Michaela Meyer, certified athletic trainer, Kansas City Chiefs Cheerleaders; certified athletic trainer, The University of Kansas Health System

  • I challenge anyone who has not seen them perform on game day to really you know, spend some time looking at what they're doing there.
  • Every time the ball is not in play, they're moving. Those games can get long, they can get grueling and they're subject to chronic overuse injuries just like some of your other traditional sports as well.
  • One time they put a step tracker on a cheerleader during the game and she racked up 32,000 steps.

Roger Allen, NFL offensive guard, 2009-2012; strength & athletic development supporter, The University of Kansas Health System

  • The thing I don’t miss from the playing days is the injuries -- how your body feels in the morning.
  • When I was playing, I'd get up and I could barely move just because of inflammation in the joints.
  • It would take about 10 to 15 minutes for my body to actually loosen up and inflammation to go down so I can no move like a normal human being.
  • The main thing I teach in my role now is to take care of your body.
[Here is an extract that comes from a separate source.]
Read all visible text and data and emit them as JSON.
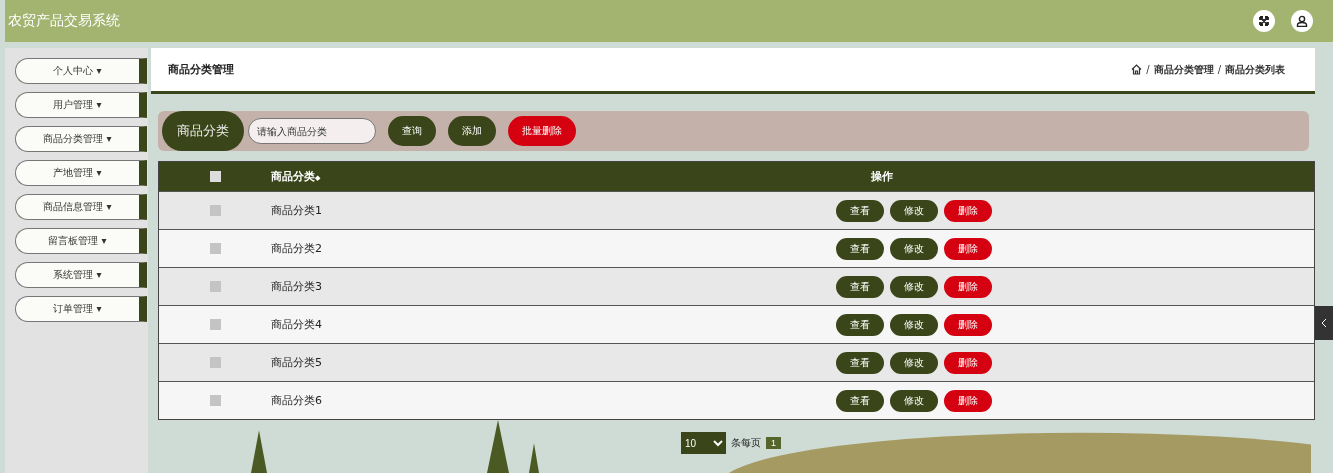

You only get one body.
  • And so I always recommend injury prevention. Mobility is key.
  • The key is to stay mobile and stay moving so that you don't lose that mobility as you get older.

Dr. Travis Love, cardiologist, The University of Kansas Health System

  • Just as we get really anxious about the game, and then the build up to the game and throughout the game, we just start to speed up our heart rates a little bit. You feel it in your chest is your heart rates pick up and that's natural. That's your body doing what it's supposed to in these situations and you can absolutely feel it.
  • I have had patients who notice chest pains as the games begin. I don't know that there's an actual correlation with the game, it's just something that sticks out to them at that time.
  • For the Super Bowl, try not to get too anxious when you get up in the morning. Take your medications if you have high blood pressure. If you have things like coronary artery disease, make sure you still take your medication that day.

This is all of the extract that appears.